Friday, 20 February 2009

Vergnügungspark - Amusement Park

As lacking in amusement as such parks in East Anglia are - Suffolk’s Pleasurewood Hills sounding more like, yet being far less appealing than, a low-grade countryside brothel, and Yarmouth’s Joyland, a place that’d struggle to be more miserable were all the rides replaced with Holocaust imagery and used tampons - for me they could never be as depressing as those seedy, teenager and degenerate-ridden dens calling themselves simply, Amusements. Packed to the doors with flashing fruit machines interspersed with the occasional crane-grabbing game, they’re everywhere and always have that same smell: a mixture of stale smoke, disinfectant and futile desperation. If you go to the seaside, they’re a bit more non-addict friendly, having at least a small section of old style, mechanical penny slots and falls where you can happily spend five quid over an hour. You’ll probably win a big chunk of it back too, and, most importantly, walk away with a Liverpool FC key ring from the 2001/2 season or some Lizzie McGuire stickers. The best thing about it is trading in all those cruddy prizes for something bigger and better, like the classy Tasmanian Devil money box I fill with all my shit-small coinage.

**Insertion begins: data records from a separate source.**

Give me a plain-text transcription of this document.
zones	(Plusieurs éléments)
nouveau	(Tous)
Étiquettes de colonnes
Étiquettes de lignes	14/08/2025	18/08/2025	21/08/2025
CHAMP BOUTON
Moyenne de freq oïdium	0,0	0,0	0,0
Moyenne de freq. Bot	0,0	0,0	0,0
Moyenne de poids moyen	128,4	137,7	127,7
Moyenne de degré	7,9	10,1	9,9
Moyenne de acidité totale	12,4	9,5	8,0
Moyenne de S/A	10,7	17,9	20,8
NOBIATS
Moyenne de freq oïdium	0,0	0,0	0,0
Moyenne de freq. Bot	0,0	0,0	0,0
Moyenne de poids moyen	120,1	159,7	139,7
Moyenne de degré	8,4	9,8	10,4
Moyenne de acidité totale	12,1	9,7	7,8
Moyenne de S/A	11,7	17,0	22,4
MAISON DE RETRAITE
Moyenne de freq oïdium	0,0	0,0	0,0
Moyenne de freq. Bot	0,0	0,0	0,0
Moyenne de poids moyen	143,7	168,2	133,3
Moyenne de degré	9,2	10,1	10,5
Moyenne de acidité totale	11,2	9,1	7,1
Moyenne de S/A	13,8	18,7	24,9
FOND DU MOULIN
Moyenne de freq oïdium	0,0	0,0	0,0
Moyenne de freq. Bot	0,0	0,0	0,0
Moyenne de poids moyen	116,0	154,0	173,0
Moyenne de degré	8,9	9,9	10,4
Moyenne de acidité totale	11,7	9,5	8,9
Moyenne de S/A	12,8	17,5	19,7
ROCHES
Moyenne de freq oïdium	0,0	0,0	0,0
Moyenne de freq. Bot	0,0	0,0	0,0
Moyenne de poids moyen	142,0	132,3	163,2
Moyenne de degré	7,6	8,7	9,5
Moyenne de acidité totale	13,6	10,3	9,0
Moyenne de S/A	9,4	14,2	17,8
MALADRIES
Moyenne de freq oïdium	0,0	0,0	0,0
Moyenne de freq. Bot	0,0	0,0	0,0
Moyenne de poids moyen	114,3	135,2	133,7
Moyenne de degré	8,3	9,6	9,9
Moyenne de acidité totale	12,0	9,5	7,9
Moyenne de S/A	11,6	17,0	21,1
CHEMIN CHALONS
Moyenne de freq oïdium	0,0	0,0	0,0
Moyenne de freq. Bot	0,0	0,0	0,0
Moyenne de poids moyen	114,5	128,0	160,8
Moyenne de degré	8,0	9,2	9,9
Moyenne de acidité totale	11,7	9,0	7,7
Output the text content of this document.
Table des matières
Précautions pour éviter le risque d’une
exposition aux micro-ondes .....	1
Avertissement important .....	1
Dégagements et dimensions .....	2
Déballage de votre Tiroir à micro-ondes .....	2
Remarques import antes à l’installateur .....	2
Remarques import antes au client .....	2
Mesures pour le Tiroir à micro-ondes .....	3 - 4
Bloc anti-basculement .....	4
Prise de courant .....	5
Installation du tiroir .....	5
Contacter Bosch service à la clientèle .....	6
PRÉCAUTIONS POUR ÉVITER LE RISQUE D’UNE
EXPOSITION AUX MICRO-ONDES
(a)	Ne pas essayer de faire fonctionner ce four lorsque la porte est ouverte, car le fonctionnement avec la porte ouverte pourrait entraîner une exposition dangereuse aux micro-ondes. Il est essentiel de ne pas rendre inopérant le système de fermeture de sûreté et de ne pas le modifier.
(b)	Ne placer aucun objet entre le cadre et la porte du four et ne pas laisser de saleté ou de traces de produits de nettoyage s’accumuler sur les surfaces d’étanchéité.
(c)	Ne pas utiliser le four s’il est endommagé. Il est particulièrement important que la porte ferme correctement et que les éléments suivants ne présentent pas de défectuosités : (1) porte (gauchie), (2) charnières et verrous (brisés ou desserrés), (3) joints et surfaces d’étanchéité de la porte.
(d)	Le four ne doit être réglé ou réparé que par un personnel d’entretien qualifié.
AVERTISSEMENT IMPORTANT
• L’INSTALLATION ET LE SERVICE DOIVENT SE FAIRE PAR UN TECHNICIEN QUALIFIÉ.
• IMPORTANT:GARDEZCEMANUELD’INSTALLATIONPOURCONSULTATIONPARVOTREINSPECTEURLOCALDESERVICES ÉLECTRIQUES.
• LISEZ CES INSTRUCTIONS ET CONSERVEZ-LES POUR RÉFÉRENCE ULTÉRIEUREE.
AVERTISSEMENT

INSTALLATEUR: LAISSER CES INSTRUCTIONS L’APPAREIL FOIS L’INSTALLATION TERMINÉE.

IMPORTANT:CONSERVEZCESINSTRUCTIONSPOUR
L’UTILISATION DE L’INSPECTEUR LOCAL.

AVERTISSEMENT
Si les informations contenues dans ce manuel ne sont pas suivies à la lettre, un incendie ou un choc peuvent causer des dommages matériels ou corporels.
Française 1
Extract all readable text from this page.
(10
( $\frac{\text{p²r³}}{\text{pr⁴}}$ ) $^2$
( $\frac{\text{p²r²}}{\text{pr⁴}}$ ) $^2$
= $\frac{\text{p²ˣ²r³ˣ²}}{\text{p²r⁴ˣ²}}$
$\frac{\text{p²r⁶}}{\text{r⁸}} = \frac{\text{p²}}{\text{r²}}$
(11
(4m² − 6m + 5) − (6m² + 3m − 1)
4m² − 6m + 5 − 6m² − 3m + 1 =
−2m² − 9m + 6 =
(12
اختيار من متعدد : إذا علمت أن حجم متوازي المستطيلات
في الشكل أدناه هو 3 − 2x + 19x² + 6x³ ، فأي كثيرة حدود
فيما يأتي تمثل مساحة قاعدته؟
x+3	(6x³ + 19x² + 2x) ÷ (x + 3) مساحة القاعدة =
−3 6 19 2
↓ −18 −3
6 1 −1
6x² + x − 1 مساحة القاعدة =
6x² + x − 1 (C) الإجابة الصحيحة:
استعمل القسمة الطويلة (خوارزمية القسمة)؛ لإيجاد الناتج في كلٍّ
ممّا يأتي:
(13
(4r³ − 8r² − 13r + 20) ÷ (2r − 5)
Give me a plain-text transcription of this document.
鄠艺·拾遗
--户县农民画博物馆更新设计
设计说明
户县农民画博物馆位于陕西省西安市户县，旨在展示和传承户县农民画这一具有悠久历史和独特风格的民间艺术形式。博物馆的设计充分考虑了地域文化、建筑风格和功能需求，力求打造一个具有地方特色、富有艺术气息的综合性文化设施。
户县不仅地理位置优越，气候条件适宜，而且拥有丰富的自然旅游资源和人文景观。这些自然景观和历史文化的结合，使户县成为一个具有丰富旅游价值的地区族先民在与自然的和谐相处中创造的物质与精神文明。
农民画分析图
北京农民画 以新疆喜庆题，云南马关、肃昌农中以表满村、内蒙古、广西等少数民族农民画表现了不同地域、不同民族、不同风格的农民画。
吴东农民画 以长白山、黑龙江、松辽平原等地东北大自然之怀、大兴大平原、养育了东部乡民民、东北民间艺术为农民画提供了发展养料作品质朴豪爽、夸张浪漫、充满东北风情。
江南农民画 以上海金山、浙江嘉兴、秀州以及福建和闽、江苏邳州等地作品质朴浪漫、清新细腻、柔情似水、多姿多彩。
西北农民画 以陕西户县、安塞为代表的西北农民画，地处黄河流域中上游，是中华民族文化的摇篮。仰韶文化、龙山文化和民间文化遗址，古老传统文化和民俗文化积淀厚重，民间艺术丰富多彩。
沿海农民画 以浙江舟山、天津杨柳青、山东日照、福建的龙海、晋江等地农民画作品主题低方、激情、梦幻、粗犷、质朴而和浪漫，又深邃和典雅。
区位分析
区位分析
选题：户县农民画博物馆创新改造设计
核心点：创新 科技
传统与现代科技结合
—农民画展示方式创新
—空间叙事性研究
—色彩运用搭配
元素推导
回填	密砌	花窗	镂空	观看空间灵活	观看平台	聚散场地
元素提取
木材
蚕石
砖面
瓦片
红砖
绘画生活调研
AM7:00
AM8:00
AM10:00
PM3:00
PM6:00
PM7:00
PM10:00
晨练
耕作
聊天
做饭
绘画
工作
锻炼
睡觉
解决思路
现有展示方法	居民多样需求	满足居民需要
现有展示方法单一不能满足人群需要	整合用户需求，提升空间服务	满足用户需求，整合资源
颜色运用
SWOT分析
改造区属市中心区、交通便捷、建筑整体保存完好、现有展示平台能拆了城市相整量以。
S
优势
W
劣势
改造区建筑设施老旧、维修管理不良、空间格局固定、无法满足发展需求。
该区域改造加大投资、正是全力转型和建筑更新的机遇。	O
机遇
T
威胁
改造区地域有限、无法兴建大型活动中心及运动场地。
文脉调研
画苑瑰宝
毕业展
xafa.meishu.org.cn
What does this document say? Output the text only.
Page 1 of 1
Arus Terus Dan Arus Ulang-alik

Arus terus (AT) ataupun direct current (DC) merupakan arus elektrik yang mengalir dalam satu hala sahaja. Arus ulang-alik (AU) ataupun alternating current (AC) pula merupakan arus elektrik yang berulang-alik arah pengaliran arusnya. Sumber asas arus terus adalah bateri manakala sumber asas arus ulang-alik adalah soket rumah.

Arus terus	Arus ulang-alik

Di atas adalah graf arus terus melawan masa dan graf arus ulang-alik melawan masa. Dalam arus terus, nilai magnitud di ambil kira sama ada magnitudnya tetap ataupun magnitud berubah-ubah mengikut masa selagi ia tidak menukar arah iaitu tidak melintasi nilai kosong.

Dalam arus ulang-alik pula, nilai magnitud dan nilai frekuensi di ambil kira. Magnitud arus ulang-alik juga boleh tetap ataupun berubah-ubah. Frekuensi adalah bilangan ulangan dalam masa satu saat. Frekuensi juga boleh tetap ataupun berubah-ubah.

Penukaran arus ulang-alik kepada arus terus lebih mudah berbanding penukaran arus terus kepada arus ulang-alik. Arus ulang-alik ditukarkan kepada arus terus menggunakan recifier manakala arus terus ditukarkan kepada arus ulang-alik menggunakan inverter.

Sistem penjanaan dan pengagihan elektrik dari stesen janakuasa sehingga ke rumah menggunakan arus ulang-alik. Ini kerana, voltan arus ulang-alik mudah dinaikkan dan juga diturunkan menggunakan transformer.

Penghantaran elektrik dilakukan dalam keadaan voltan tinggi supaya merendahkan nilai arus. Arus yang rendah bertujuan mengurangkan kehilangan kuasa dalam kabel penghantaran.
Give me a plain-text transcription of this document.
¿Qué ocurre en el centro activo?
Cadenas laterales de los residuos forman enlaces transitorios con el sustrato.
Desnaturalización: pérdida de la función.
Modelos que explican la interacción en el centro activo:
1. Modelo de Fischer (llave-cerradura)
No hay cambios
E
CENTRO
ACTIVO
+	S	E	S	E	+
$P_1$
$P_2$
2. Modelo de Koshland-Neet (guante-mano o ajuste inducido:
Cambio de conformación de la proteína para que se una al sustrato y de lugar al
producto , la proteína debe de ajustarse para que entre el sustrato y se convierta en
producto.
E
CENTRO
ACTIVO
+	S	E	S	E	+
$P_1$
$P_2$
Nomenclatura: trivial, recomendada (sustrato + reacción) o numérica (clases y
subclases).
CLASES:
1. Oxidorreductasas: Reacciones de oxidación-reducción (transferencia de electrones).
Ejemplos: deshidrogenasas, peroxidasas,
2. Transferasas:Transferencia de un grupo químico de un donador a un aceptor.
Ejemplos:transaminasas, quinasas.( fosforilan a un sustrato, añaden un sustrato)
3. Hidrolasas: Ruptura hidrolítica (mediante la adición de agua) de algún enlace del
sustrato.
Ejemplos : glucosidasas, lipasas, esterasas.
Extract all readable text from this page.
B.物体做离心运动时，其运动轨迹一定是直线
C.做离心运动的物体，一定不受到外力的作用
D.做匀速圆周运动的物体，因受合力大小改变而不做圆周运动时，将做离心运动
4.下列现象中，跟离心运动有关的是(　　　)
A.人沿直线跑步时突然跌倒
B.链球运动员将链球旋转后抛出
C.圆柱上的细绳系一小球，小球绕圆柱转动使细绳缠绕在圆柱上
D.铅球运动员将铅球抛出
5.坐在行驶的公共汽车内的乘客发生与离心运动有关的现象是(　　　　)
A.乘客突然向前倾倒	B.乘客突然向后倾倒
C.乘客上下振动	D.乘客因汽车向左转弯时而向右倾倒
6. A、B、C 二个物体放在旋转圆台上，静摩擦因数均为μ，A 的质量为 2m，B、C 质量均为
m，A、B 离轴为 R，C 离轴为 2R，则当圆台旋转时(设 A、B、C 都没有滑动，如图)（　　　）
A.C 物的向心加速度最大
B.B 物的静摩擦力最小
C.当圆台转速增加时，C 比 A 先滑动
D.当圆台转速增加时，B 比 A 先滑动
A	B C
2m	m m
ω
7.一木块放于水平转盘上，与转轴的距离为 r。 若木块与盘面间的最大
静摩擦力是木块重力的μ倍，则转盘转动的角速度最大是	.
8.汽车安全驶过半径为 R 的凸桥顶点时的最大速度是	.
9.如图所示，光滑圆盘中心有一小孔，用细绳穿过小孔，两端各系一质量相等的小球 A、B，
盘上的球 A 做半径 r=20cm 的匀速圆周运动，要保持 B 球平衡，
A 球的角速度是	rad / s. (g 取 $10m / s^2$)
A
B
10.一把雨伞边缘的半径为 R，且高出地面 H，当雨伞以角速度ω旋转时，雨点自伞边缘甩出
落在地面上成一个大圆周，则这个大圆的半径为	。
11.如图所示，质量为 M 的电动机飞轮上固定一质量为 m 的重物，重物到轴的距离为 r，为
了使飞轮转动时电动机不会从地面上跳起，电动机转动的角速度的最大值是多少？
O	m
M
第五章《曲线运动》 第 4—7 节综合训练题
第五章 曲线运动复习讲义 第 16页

But back in city centres, it’s all about being serious. Penny falls replaced by silvery ones, 2p minimum-bet machines replaced by 20p Deal or No Deal confusingly high-tech motherfuckers, and tourists replaced by locals trying desperately to button-bash their way out of debt. Not a crappy little prize in sight either, just an abundance of bright white trainers, tracksuits, gold chains and baseball caps. And all the players are wearing them already, so what’s the point? If you’re a bit down and happen to be passing such a place, step inside for a few seconds to take in the sights, sounds and smells. If that doesn’t make you feel a trillion times better about your own life, well there’s always East Anglia’s leading wood-pleasuring site just off the A12, north of Lowestoft. Whatever turns out to be there, you can bank on riding creaky, battered stuff from the 1950’s in dire need of lubrication.